If your wife is one of those people who simply cannot handle being around any kind of disability, counseling might help you both clarify that. Maybe she can learn to empathize and support you; maybe she can't. You need to be honest with each other. From your post, her remarks to you to "be a man" sound insensitive and mean. That sort of treatment is usually not good for fibro people, who are already stressed out and (just my opinion) that needs to stop right now. As you said "what an insult." She needs to learn a little kindness.


Pikespeak - June 20

Hi Joeboy! I am thinking that your wife needs to find hiking friends! As in any relationship, there are things you share with your partner and things you do with others. In my marriage, my husband and I are very close, but we don't share all the same activities. I am quite happy (and relieved) if he adventures with others when I am not up to it. We walk when it's cool outside; we take a drive when I'm feeling not up to don't say how old you are or how long you've been married...we are nearing 60 and have been married for 18 years (second marriage for both). I think that has a lot to do with us being older and more understanding of our limitations...


Fantod - June 21

joeboy - A six mile hike is out of the question for someone with FMS. What the heck were you thinking?! Managing FMS is all about listening to your body and respecting its limits. As you are discovering, paybacks are hell.
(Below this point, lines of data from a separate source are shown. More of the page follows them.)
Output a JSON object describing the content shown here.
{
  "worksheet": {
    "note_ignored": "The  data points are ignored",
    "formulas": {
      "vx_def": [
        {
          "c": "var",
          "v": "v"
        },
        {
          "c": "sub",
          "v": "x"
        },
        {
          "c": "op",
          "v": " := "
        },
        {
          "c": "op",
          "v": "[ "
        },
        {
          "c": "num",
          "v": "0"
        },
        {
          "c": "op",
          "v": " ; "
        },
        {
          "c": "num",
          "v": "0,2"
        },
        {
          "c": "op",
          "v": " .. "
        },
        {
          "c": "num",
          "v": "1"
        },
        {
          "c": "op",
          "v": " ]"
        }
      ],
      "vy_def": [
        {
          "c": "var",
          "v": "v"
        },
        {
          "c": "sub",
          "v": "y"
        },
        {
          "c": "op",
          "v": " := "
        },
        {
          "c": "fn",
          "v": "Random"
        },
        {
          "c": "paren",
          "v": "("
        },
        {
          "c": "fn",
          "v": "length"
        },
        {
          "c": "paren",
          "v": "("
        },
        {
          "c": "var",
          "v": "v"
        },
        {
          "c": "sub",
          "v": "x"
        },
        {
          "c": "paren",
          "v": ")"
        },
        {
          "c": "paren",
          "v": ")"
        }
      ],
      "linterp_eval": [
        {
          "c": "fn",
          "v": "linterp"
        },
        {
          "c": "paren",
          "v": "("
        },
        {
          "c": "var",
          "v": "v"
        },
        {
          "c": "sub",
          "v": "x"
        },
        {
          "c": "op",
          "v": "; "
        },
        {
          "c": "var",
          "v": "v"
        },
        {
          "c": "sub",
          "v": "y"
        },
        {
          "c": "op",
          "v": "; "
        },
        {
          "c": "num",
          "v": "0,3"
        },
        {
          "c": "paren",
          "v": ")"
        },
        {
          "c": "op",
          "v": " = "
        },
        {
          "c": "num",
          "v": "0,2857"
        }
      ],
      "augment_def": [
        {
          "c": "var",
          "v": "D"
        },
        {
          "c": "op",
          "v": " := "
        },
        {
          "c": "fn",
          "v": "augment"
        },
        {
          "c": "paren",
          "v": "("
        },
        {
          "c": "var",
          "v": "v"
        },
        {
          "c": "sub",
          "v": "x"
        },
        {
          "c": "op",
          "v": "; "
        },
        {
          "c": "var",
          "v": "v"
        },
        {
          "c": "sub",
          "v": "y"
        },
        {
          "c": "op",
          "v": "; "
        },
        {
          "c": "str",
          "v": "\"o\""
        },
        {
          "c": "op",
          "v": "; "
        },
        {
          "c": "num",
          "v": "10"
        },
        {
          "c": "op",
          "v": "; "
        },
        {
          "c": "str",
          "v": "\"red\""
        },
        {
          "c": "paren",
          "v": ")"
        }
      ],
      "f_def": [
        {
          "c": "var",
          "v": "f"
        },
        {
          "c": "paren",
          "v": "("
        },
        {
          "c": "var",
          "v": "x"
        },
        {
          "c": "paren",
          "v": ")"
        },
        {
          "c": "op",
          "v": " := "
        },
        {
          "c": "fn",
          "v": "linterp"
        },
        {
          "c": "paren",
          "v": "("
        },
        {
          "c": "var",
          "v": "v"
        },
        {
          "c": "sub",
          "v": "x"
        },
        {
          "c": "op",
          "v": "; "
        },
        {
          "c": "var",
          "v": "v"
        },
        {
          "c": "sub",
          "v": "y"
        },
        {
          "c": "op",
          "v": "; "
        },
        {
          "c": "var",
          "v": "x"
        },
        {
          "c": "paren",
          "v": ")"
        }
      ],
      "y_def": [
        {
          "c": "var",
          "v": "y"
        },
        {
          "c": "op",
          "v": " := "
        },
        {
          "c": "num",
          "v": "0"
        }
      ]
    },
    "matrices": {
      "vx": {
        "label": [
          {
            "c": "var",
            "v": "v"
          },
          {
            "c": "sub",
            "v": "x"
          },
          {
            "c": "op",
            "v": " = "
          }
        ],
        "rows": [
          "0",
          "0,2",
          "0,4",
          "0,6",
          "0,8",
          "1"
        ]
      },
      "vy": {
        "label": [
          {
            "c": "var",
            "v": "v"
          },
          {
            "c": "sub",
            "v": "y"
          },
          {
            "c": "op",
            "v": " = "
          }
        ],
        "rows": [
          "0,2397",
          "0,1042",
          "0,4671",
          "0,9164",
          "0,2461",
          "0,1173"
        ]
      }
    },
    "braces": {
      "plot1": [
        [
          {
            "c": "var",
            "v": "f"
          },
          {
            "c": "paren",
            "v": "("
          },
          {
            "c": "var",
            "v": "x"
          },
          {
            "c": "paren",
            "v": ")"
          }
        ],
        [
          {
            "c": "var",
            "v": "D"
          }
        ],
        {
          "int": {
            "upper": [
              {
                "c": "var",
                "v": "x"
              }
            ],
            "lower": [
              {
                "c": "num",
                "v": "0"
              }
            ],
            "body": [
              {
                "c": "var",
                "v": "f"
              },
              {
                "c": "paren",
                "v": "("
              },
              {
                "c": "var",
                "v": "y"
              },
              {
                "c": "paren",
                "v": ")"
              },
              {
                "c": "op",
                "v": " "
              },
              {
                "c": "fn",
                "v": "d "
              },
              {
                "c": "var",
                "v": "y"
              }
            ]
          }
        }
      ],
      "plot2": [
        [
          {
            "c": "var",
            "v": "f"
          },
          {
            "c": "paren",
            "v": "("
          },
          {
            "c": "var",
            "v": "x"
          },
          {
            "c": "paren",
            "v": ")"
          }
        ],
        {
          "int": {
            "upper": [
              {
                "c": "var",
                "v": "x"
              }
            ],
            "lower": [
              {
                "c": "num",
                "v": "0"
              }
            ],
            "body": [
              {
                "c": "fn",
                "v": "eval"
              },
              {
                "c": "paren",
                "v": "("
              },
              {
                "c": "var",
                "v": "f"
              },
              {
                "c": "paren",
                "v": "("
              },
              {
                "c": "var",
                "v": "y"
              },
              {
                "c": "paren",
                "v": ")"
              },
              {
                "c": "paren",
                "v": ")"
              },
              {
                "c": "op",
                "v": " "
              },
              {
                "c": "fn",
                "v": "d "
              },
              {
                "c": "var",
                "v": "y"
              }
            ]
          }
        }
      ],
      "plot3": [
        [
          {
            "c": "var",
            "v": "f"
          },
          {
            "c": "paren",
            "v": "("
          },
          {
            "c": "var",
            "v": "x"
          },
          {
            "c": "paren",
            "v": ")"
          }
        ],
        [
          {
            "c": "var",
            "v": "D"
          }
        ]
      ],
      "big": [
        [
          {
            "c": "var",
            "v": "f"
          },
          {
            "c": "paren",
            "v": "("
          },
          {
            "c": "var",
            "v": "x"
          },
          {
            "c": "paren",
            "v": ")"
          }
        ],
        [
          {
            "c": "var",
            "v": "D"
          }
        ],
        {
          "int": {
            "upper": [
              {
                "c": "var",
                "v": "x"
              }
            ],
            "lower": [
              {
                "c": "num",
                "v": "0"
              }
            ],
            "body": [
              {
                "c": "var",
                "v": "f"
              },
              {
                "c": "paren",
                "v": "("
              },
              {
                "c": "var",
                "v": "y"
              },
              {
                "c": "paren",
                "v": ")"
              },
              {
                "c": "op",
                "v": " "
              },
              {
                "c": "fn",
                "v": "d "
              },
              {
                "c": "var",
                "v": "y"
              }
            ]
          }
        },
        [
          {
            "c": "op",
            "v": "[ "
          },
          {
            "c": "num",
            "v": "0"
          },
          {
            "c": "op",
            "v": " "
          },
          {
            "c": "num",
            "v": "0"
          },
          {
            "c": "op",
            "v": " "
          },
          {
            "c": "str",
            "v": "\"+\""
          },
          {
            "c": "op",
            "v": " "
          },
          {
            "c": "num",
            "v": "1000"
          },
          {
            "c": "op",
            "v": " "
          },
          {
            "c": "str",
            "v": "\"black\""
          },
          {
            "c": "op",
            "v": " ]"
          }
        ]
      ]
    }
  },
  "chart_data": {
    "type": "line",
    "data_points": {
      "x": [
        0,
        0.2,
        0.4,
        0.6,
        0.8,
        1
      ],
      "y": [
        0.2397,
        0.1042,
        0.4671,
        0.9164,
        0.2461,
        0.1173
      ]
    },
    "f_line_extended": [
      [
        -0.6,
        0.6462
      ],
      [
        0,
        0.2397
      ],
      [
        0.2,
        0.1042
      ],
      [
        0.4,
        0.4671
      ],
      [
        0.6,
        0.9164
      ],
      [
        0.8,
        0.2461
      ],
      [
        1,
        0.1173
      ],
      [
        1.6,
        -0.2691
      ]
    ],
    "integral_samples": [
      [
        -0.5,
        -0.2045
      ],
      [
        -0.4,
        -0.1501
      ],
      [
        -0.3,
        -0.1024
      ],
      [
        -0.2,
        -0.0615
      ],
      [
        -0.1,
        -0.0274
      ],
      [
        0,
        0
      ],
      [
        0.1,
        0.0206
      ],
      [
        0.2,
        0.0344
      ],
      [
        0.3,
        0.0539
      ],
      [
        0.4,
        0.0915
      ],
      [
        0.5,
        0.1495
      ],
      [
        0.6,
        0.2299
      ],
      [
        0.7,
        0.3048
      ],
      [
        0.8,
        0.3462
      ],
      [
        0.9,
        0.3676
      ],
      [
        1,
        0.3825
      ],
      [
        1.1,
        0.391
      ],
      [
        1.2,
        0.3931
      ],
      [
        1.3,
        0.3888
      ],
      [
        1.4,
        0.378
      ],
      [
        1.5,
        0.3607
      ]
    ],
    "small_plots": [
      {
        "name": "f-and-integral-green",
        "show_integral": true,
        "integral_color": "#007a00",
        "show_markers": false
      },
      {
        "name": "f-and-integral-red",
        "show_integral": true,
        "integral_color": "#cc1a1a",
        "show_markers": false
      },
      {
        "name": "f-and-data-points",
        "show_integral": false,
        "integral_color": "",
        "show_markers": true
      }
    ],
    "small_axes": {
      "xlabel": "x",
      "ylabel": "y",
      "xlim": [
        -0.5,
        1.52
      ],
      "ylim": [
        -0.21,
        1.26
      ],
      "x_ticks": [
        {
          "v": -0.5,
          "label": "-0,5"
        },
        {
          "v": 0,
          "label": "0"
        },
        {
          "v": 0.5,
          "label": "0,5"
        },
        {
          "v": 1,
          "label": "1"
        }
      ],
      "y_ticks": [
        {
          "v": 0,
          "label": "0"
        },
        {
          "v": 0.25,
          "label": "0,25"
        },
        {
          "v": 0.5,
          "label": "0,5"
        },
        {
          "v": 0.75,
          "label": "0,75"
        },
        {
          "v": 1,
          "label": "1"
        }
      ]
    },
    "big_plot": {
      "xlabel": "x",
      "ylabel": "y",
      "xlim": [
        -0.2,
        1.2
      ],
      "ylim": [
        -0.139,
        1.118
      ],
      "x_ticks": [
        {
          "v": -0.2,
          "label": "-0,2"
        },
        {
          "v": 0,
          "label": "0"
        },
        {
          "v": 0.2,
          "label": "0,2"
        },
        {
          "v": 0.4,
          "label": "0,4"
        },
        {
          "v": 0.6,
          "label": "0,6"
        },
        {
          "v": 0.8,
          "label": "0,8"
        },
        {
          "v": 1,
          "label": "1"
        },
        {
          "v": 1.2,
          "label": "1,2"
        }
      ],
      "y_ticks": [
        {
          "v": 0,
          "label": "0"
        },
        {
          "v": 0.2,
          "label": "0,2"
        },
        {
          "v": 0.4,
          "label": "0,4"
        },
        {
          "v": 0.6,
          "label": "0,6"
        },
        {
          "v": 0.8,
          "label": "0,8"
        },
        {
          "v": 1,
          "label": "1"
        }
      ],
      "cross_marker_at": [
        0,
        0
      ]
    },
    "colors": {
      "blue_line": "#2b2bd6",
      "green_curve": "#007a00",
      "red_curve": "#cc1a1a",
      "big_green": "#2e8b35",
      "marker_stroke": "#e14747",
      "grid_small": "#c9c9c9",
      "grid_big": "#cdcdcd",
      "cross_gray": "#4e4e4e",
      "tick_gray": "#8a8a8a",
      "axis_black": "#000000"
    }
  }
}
I don't think that your wife displays a lot of empathy. And telling you to "be a man" is way past insulting. If she won't consider counseling, than I think that there is no hope for this relationship. The type of stress that her attitude would bring to the relationship would be detrimental to a well person never mind someone with FMS. You have to put your needs first.

I know that this is not an easy decision. I hope that you will find some peace in your life. Take care.